LONDON 7th October 2014 – On 6th October the Pension Protection Fund (PPF) confirmed its final proposals for the calculation of levies for 2015/16 and beyond. These included a number of changes from the initial consultation document published in May, perhaps most notably the relaxation of restrictions on the treatment of asset-backed contributions (ABCs) in the levy calculation.
Ian Warman, pensions partner at KPMG, commented: “This is a welcome acknowledgement from the Pension Protection Fund that their initial proposals on ABCs were too restrictive. Rather than only allow levy credit for structures which are based on UK property, the PPF will now give recognition to a wider range of assets, based on an independent valuation of the underlying asset on insolvency. This allows structures which provide a clear reduction of risk to schemes to achieve appropriate credit in the levy calculation.”
The PPF also announced a number of changes to the new levy insolvency model, which is provided by Experian.

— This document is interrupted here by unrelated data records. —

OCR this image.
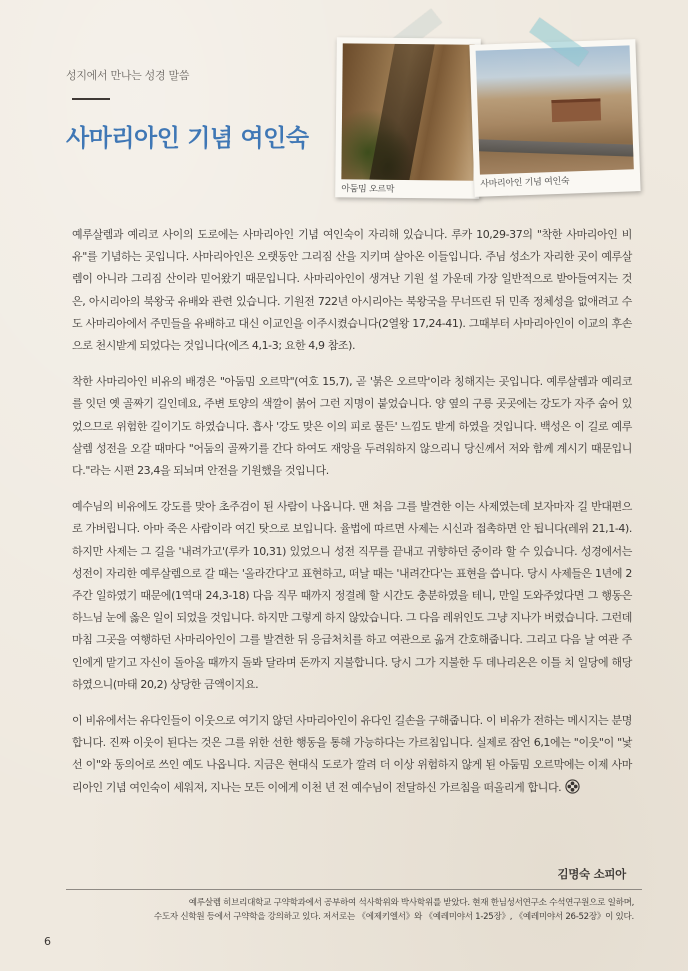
성지에서 만나는 성경 말씀
사마리아인 기념 여인숙
아둠밈 오르막	사마리아인 기념 여인숙

예루살렘과 예리코 사이의 도로에는 사마리아인 기념 여인숙이 자리해 있습니다. 루카 10,29-37의 "착한 사마리아인 비유"를 기념하는 곳입니다. 사마리아인은 오랫동안 그리짐 산을 지키며 살아온 이들입니다. 주님 성소가 자리한 곳이 예루살렘이 아니라 그리짐 산이라 믿어왔기 때문입니다. 사마리아인이 생겨난 기원 설 가운데 가장 일반적으로 받아들여지는 것은, 아시리아의 북왕국 유배와 관련 있습니다. 기원전 722년 아시리아는 북왕국을 무너뜨린 뒤 민족 정체성을 없애려고 수도 사마리아에서 주민들을 유배하고 대신 이교인을 이주시켰습니다(2열왕 17,24-41). 그때부터 사마리아인이 이교의 후손으로 천시받게 되었다는 것입니다(에즈 4,1-3; 요한 4,9 참조).

착한 사마리아인 비유의 배경은 "아둠밈 오르막"(여호 15,7), 곧 '붉은 오르막'이라 칭해지는 곳입니다. 예루살렘과 예리코를 잇던 옛 골짜기 길인데요, 주변 토양의 색깔이 붉어 그런 지명이 붙었습니다. 양 옆의 구릉 곳곳에는 강도가 자주 숨어 있었으므로 위험한 길이기도 하였습니다. 흡사 '강도 맞은 이의 피로 물든' 느낌도 받게 하였을 것입니다. 백성은 이 길로 예루살렘 성전을 오갈 때마다 "어둠의 골짜기를 간다 하여도 재앙을 두려워하지 않으리니 당신께서 저와 함께 계시기 때문입니다."라는 시편 23,4을 되뇌며 안전을 기원했을 것입니다.

예수님의 비유에도 강도를 맞아 초주검이 된 사람이 나옵니다. 맨 처음 그를 발견한 이는 사제였는데 보자마자 길 반대편으로 가버립니다. 아마 죽은 사람이라 여긴 탓으로 보입니다. 율법에 따르면 사제는 시신과 접촉하면 안 됩니다(레위 21,1-4). 하지만 사제는 그 길을 '내려가고'(루카 10,31) 있었으니 성전 직무를 끝내고 귀향하던 중이라 할 수 있습니다. 성경에서는 성전이 자리한 예루살렘으로 갈 때는 '올라간다'고 표현하고, 떠날 때는 '내려간다'는 표현을 씁니다. 당시 사제들은 1년에 2주간 일하였기 때문에(1역대 24,3-18) 다음 직무 때까지 정결례 할 시간도 충분하였을 테니, 만일 도와주었다면 그 행동은 하느님 눈에 옳은 일이 되었을 것입니다. 하지만 그렇게 하지 않았습니다. 그 다음 레위인도 그냥 지나가 버렸습니다. 그런데 마침 그곳을 여행하던 사마리아인이 그를 발견한 뒤 응급처치를 하고 여관으로 옮겨 간호해줍니다. 그리고 다음 날 여관 주인에게 맡기고 자신이 돌아올 때까지 돌봐 달라며 돈까지 지불합니다. 당시 그가 지불한 두 데나리온은 이틀 치 일당에 해당하였으니(마태 20,2) 상당한 금액이지요.

이 비유에서는 유다인들이 이웃으로 여기지 않던 사마리아인이 유다인 길손을 구해줍니다. 이 비유가 전하는 메시지는 분명합니다. 진짜 이웃이 된다는 것은 그를 위한 선한 행동을 통해 가능하다는 가르침입니다. 실제로 잠언 6,1에는 "이웃"이 "낯선 이"와 동의어로 쓰인 예도 나옵니다. 지금은 현대식 도로가 깔려 더 이상 위험하지 않게 된 아둠밈 오르막에는 이제 사마리아인 기념 여인숙이 세워져, 지나는 모든 이에게 이천 년 전 예수님이 전달하신 가르침을 떠올리게 합니다.

김명숙 소피아
예루살렘 히브리대학교 구약학과에서 공부하여 석사학위와 박사학위를 받았다. 현재 한님성서연구소 수석연구원으로 일하며,
수도자 신학원 등에서 구약학을 강의하고 있다. 저서로는 《에제키엘서》와 《예레미야서 1-25장》, 《예레미야서 26-52장》이 있다.
6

Ian explained: “The PPF has moved to address some of the obvious anomalies in the original version of the model, showing a welcome willingness to respond to industry feedback. It remains the case, however, that there will be winners and losers under the Experian model, and a significant number of schemes will still be facing levy increases in excess of £100,000. Trustees and sponsors must understand the changes to help them manage their future levies.”